The impact of π-bridge moiety on the optoelectronic properties and photochemical stabilities of benzodithiophene-based conjugated polymers


DEMİR ARABACI E., Karakurt O., ÇIRPAN A., YILDIRIM E., ÖNAL A. M.

Polymer, cilt.313, 2024 (SCI-Expanded) identifier

  • Yayın Türü: Makale / Tam Makale
  • Cilt numarası: 313
  • Basım Tarihi: 2024
  • Doi Numarası: 10.1016/j.polymer.2024.127736
  • Dergi Adı: Polymer
  • Derginin Tarandığı İndeksler: Science Citation Index Expanded (SCI-EXPANDED), Scopus, Academic Search Premier, PASCAL, Aerospace Database, Biotechnology Research Abstracts, Chemical Abstracts Core, Chimica, Communication Abstracts, Compendex, INSPEC, Metadex, Civil Engineering Abstracts
  • Anahtar Kelimeler: Benzodithiophene, Photostability, Selenophene, Thiazole, Thiophene, π bridge
  • Orta Doğu Teknik Üniversitesi Adresli: Evet

Özet

The stability of conjugated polymers (CPs) under exposure to light and air determines their sustainability for commercial use and their possible usage in diverse areas. The main goal of this study is to examine how changes in the π-bridge of polymers affect their electrochemical and optoelectronic properties. Furthermore, it seeks to evaluate the impact of these alterations on the photochemical durability of the polymers. Three D-π-A types of CPs were synthesized via Stille coupling.

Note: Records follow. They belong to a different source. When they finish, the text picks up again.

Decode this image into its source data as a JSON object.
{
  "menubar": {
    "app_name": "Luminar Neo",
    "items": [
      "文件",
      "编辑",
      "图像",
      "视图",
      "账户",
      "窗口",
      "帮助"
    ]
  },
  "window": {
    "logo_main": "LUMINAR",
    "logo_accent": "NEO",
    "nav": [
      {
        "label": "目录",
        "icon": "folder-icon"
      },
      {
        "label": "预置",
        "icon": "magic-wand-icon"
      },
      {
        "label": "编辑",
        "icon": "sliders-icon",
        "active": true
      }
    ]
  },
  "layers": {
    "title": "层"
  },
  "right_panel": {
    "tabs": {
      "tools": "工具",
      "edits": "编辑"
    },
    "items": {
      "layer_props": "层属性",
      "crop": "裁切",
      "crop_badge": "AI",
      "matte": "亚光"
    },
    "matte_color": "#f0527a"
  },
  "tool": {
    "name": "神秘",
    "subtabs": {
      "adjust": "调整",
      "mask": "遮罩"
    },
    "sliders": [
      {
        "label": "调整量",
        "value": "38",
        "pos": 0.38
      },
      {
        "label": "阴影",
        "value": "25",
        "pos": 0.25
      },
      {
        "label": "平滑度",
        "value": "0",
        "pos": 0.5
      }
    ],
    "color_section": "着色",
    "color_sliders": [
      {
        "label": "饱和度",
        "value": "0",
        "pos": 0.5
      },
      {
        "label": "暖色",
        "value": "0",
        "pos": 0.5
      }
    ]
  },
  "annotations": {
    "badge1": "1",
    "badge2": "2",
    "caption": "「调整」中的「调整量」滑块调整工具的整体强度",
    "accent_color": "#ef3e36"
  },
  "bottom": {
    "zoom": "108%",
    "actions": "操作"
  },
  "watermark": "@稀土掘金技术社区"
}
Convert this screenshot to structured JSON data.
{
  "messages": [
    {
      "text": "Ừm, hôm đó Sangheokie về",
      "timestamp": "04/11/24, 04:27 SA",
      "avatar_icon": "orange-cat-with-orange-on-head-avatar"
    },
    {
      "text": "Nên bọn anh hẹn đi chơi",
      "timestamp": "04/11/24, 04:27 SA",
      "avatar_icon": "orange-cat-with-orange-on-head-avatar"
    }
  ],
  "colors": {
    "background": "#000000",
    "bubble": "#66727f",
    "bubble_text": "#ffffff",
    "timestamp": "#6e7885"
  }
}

All polymers consist of the same acceptor and donor units, which were benzooxadiazole (BOz) and benzo[1,2-b:4,5-b']dithiophene (BDT), respectively, but they had different π-bridge such as thiophene (T), selenophene (Se), and thiazole (Tz). This study used a variety of spectroscopic tools such as UV–Vis, FTIR, and XPS, to investigate how photooxidation occurs. DFT calculations were used to further support the experimental results. Within a mere 30-min timeframe, the primary absorption peak of the polymer films experienced a blue shift and a significant reduction in intensity due to being exposed to both light and air simultaneously. Despite the presence of the same electron-withdrawing group, BOz, and electron-donating group, BDT, in all polymers, the photochemical stability varies with π-bridges. T- and Se-containing conjugated polymer films (P1-T, P2–Se) exhibited a significant decrease in the intensity of their peak absorption, whereas the peak intensity and characteristics of their thiazole counterpart (P3-Tz) only showed a slight alteration after being exposed to light and air for up to 7 h. The superior photostability of the P3-Tz polymer film can be attributed to a significantly higher HOMO level and higher band gap in comparison to P1-T and P2–Se. Comprehending the photochemical stability of these polymers is crucial for progressing their commercial uses, such as organic photovoltaics, OLEDs, and sensors. This study highlights the significance of choosing suitable π-bridges to improve the longevity and effectiveness of CPs, thus satisfying market requirements and broadening their possible applications.